I got sick, this morning, thinking about going to church. I suddenly felt dizzy and tired. Incredibly tired. I sat down on the couch (with a plate of brownies for sustenance).
What’s going on? Church has been my life. I volunteer for hours every week, attend services at several different denominations, read just about anything I can find, regarding what it means to live a God-centered life, what it means to know God. But I had to face the fact that I don’t like church. It feels like a waste of my time. I resent having to go.
Is there anything wrong with church? Anything I can put my finger on? I believe in an active, living, present God, and we spend a lot of time talking about God. Maybe that’s the problem. We talk God to death every Sunday. But when is there time to experience his presence with us in corporate worship?

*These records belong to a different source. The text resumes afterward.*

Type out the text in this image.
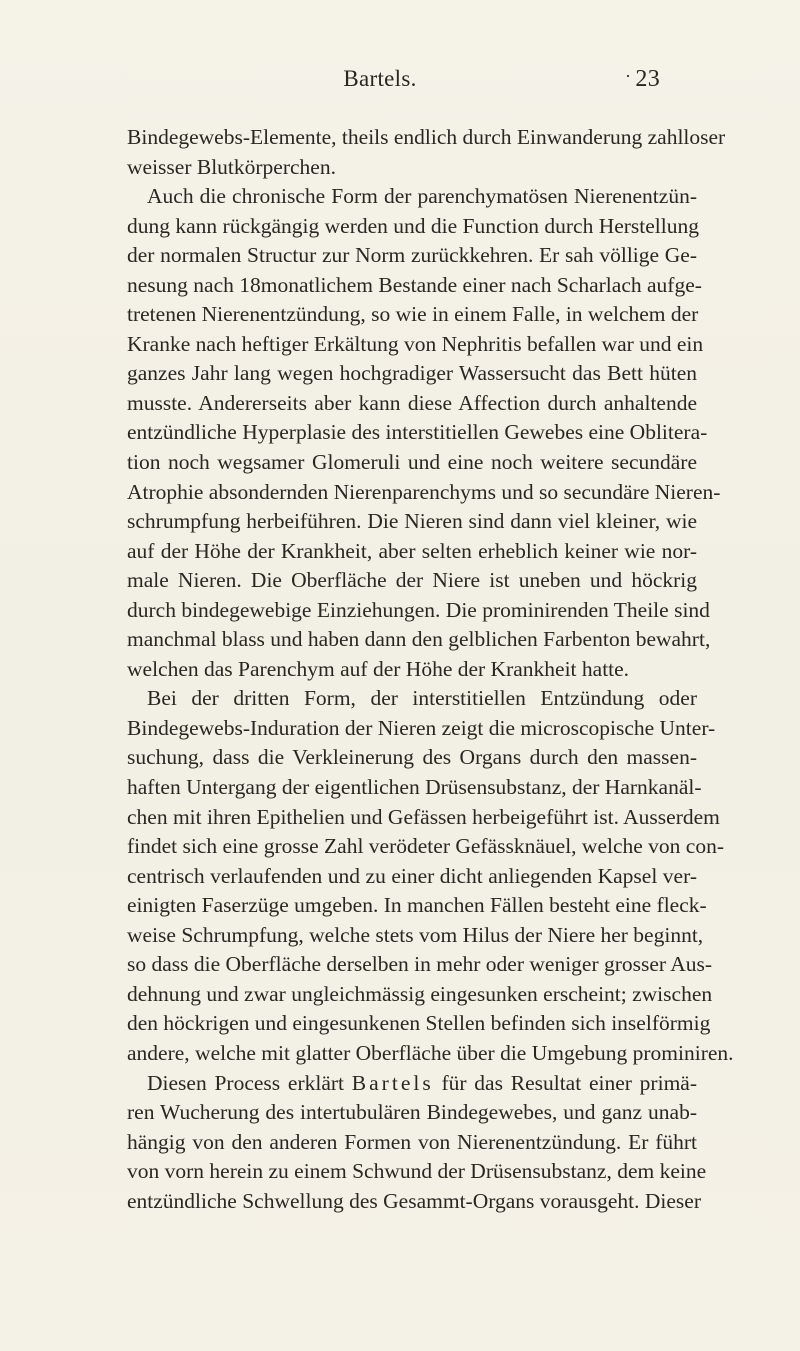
Bartels.	· 23
Bindegewebs-Elemente, theils endlich durch Einwanderung zahlloser
weisser Blutkörperchen.
Auch die chronische Form der parenchymatösen Nierenentzün-
dung kann rückgängig werden und die Function durch Herstellung
der normalen Structur zur Norm zurückkehren. Er sah völlige Ge-
nesung nach 18monatlichem Bestande einer nach Scharlach aufge-
tretenen Nierenentzündung, so wie in einem Falle, in welchem der
Kranke nach heftiger Erkältung von Nephritis befallen war und ein
ganzes Jahr lang wegen hochgradiger Wassersucht das Bett hüten
musste. Andererseits aber kann diese Affection durch anhaltende
entzündliche Hyperplasie des interstitiellen Gewebes eine Oblitera-
tion noch wegsamer Glomeruli und eine noch weitere secundäre
Atrophie absondernden Nierenparenchyms und so secundäre Nieren-
schrumpfung herbeiführen. Die Nieren sind dann viel kleiner, wie
auf der Höhe der Krankheit, aber selten erheblich keiner wie nor-
male Nieren. Die Oberfläche der Niere ist uneben und höckrig
durch bindegewebige Einziehungen. Die prominirenden Theile sind
manchmal blass und haben dann den gelblichen Farbenton bewahrt,
welchen das Parenchym auf der Höhe der Krankheit hatte.
Bei der dritten Form, der interstitiellen Entzündung oder
Bindegewebs-Induration der Nieren zeigt die microscopische Unter-
suchung, dass die Verkleinerung des Organs durch den massen-
haften Untergang der eigentlichen Drüsensubstanz, der Harnkanäl-
chen mit ihren Epithelien und Gefässen herbeigeführt ist. Ausserdem
findet sich eine grosse Zahl verödeter Gefässknäuel, welche von con-
centrisch verlaufenden und zu einer dicht anliegenden Kapsel ver-
einigten Faserzüge umgeben. In manchen Fällen besteht eine fleck-
weise Schrumpfung, welche stets vom Hilus der Niere her beginnt,
so dass die Oberfläche derselben in mehr oder weniger grosser Aus-
dehnung und zwar ungleichmässig eingesunken erscheint; zwischen
den höckrigen und eingesunkenen Stellen befinden sich inselförmig
andere, welche mit glatter Oberfläche über die Umgebung prominiren.
Diesen Process erklärt Bartels für das Resultat einer primä-
ren Wucherung des intertubulären Bindegewebes, und ganz unab-
hängig von den anderen Formen von Nierenentzündung. Er führt
von vorn herein zu einem Schwund der Drüsensubstanz, dem keine
entzündliche Schwellung des Gesammt-Organs vorausgeht. Dieser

What about all the good that churches do? We sent money, supplies and volunteers to help with Hurricane Katrina. We provide food baskets and Christmas gifts for impoverished children in town. We hold an annual appreciation dinner for local public school teachers. We offer free counseling to couples in crisis. But do we know our neighbors? Do we love them? Is our giving truly generous or a burden that we carry (because that’s what good people care about)?
I asked my students, last week, where church originated? Where do we get the idea of church? Nobody seemed to know for sure. It’s just always been, some claimed, while others thought that God had founded the institution.
But that can’t be true. Jesus didn’t go to church.
He invited people to enter a new way of life. It seems, however, that we’ve watered down his message, replaced the Kingdom of God with a social institution.
What’s that mean for me? What’s next? What can I do? Should I do anything?
I don’t know.
Looks like I’m going to need another batch of brownies.
We offer free counseling to couples in crisis. But do we know our neighbors? Do we love them?